使用宏基因组短读长测序对基因变异检测流程进行基准测试
A Benchmark of Genetic Variant Calling Pipelines Using Metagenomic Short-Read Sequencing.
作者信息
Andreu-Sánchez Sergio, Chen Lianmin, Wang Daoming, Augustijn Hannah E, Zhernakova Alexandra, Fu Jingyuan
机构信息
Department of Genetics, University of Groningen and University Medical Center Groningen, Groningen, Netherlands.
Department of Pediatrics, University of Groningen and University Medical Center Groningen, Groningen, Netherlands.
出版信息
Front Genet. 2021 May 10;12:648229. doi: 10.3389/fgene.2021.648229. eCollection 2021.
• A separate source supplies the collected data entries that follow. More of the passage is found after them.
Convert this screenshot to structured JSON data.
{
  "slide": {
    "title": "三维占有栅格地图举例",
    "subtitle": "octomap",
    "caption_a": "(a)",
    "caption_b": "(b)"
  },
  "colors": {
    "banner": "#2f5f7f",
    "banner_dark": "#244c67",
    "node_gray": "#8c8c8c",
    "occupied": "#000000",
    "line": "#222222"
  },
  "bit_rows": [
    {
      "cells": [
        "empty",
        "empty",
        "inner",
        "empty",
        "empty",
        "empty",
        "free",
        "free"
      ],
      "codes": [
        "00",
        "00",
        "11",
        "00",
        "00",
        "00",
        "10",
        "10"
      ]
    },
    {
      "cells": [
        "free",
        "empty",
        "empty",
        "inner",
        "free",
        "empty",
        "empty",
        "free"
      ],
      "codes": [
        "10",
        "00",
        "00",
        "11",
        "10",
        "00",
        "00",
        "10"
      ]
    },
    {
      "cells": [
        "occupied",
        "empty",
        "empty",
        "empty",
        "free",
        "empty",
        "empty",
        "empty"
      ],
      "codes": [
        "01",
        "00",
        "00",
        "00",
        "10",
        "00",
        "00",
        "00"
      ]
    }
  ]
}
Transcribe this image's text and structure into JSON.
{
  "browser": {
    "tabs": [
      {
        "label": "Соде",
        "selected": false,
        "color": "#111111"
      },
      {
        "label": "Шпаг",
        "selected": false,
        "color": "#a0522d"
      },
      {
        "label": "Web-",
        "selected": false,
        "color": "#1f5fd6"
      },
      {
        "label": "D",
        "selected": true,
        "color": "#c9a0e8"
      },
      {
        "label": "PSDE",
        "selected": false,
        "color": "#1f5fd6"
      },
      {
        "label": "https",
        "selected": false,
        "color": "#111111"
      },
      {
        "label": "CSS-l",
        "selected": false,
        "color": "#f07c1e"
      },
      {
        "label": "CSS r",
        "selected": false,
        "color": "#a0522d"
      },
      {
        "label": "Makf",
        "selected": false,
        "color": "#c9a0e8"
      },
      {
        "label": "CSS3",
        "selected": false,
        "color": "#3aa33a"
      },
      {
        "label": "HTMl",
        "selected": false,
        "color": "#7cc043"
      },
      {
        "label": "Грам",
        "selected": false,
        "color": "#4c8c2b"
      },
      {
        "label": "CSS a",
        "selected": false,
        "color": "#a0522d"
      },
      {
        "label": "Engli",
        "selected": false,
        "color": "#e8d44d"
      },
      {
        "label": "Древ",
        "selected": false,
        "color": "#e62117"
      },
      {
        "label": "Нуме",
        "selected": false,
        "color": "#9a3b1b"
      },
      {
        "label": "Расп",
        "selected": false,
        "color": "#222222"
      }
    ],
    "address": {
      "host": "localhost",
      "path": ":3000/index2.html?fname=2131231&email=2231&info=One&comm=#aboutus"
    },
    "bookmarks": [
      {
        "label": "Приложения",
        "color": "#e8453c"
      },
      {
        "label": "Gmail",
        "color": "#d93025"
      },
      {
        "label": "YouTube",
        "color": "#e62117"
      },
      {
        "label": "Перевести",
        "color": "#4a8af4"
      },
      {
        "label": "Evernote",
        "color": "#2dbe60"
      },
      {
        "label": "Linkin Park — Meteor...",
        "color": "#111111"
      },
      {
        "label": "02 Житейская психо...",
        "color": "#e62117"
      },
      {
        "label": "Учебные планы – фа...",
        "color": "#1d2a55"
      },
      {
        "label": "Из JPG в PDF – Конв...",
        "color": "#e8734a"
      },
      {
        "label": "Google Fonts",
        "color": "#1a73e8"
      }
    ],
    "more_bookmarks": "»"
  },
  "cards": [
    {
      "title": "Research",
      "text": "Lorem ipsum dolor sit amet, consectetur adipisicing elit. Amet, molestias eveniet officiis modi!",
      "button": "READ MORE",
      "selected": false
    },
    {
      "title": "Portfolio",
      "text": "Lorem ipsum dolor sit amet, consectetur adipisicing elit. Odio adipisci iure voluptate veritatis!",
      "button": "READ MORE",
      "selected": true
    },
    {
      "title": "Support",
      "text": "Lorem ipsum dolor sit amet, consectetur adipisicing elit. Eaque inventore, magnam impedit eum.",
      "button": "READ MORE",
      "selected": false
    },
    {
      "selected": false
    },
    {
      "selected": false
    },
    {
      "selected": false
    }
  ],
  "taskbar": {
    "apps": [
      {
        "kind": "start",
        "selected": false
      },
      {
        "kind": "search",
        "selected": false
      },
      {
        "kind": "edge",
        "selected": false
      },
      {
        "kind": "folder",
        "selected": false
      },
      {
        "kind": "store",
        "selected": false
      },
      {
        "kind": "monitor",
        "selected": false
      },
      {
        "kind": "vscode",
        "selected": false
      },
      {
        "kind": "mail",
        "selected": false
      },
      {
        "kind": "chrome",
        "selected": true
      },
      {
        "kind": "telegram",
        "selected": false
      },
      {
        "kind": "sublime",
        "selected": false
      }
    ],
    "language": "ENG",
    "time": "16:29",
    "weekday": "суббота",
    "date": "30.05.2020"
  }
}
Microbes live in complex communities that are of major importance for environmental ecology, public health, and animal physiology and pathology. Short-read metagenomic shotgun sequencing is currently the state-of-the-art technique for exploring these communities. With the aid of metagenomics, our understanding of the microbiome is moving from composition toward functionality, even down to the genetic variant level. While the exploration of single-nucleotide variation in a genome is a standard procedure in genomics, and many sophisticated tools exist to perform this task, identification of genetic variation in metagenomes remains challenging. Major factors that hamper the widespread application of variant-calling analysis include low-depth sequencing of individual genomes (which is especially significant for the microorganisms present in low abundance), the existence of large genomic variation even within the same species, the absence of comprehensive reference genomes, and the noise introduced by next-generation sequencing errors. Some bioinformatics tools, such as metaSNV or InStrain, have been created to identify genetic variants in metagenomes, but the performance of these tools has not been systematically assessed or compared with the variant callers commonly used on single or pooled genomes. In this study, we benchmark seven bioinformatic tools for genetic variant calling in metagenomics data and assess their performance. To do so, we simulated metagenomic reads to mimic human microbial composition, sequencing errors, and genetic variability. We also simulated different conditions, including low and high depth of coverage and unique or multiple strains per species. Our analysis of the simulated data shows that probabilistic method-based tools such as HaplotypeCaller and Mutect2 from the GATK toolset show the best performance. By applying these tools to longitudinal gut microbiome data from the Human Microbiome Project, we show that the genetic similarity between longitudinal samples from the same individuals is significantly greater than the similarity between samples from different individuals. Our benchmark shows that probabilistic tools can be used to call metagenomes, and we recommend the use of GATK's tools as reliable variant callers for metagenomic samples.
微生物生活在复杂的群落中,这些群落对环境生态学、公共卫生以及动物生理学和病理学至关重要。短读长宏基因组鸟枪法测序是目前探索这些群落的最先进技术。借助宏基因组学,我们对微生物组的理解正从组成层面转向功能层面,甚至深入到基因变异水平。虽然在基因组中探索单核苷酸变异是基因组学中的标准程序,并且有许多复杂的工具来执行此任务,但在宏基因组中识别基因变异仍然具有挑战性。阻碍变异检测分析广泛应用的主要因素包括单个基因组的低深度测序(这对于低丰度存在的微生物尤为重要)、即使在同一物种内也存在大量的基因组变异、缺乏全面的参考基因组以及下一代测序错误引入的噪声。已经创建了一些生物信息学工具,如metaSNV或InStrain,来识别宏基因组中的基因变异,但这些工具的性能尚未得到系统评估,也未与单基因组或混合基因组常用的变异检测工具进行比较。在本研究中,我们对七种用于宏基因组学数据基因变异检测的生物信息学工具进行了基准测试,并评估了它们的性能。为此,我们模拟了宏基因组读数,以模拟人类微生物组成、测序错误和基因变异性。我们还模拟了不同的条件,包括低覆盖度和高覆盖度以及每个物种的独特菌株或多个菌株。我们对模拟数据的分析表明,基于概率方法的工具,如来自GATK工具集的HaplotypeCaller和Mutect2,表现最佳。通过将这些工具应用于人类微生物组计划的纵向肠道微生物组数据,我们表明来自同一个体的纵向样本之间的基因相似性明显大于来自不同个体的样本之间的相似性。我们的基准测试表明,概率工具可用于检测宏基因组,并且我们建议使用GATK的工具作为宏基因组样本可靠的变异检测工具。